Statistical inference for the slope parameter in functional linear regression

Abstract

In this paper, we consider the linear regression model $Y=SX+\mathit{\epsilon }$ with functional regressors and responses. We develop new inference tools to quantify deviations of the true slope S from a hypothesized operator $S_0$ with respect to the Hilbert–Schmidt norm $~S-S_0{~}^2$, as well as the prediction error $\mathbb{E}\Vert SX-S_{0}X{\Vert }^2$. Our analysis is applicable to functional time series and based on asymptotically pivotal statistics. This makes it particularly user-friendly, because it avoids the choice of tuning parameters inherent in long-run variance estimation or bootstrap of dependent data. We also discuss two sample problems as well as change point detection. Finite sample properties are investigated by means of a simulation study.

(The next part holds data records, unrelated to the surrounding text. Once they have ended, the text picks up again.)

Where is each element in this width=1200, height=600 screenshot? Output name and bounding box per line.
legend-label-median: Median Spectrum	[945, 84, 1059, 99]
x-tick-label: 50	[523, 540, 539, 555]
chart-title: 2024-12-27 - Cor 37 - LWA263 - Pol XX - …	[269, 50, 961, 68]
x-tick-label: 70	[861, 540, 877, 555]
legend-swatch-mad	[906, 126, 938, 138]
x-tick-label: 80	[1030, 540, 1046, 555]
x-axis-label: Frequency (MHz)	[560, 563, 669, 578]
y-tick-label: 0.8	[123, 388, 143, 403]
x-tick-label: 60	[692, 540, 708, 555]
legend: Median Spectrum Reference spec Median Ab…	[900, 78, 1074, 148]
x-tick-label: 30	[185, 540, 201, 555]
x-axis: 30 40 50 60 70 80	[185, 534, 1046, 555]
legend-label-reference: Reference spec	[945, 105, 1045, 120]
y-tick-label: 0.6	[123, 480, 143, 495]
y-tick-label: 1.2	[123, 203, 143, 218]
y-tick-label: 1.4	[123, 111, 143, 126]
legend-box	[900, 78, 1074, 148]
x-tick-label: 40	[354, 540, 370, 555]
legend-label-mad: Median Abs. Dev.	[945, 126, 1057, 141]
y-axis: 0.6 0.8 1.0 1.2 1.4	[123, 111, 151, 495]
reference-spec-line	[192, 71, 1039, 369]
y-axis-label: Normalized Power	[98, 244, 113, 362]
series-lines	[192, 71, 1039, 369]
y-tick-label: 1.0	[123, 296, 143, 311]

Mathematically, our approach is based on a sequential version of the popular spectral cut-off estimator ${\hat{S}}_N$ for S. We prove that (sequential) plug-in estimators of the deviation measures are $\sqrt{N}$-consistent and satisfy weak invariance principles. These results rest on the smoothing effect of $L^2$-norms, that we exploit by a new proof-technique, the smoothness shift, which has potential applications in other fields.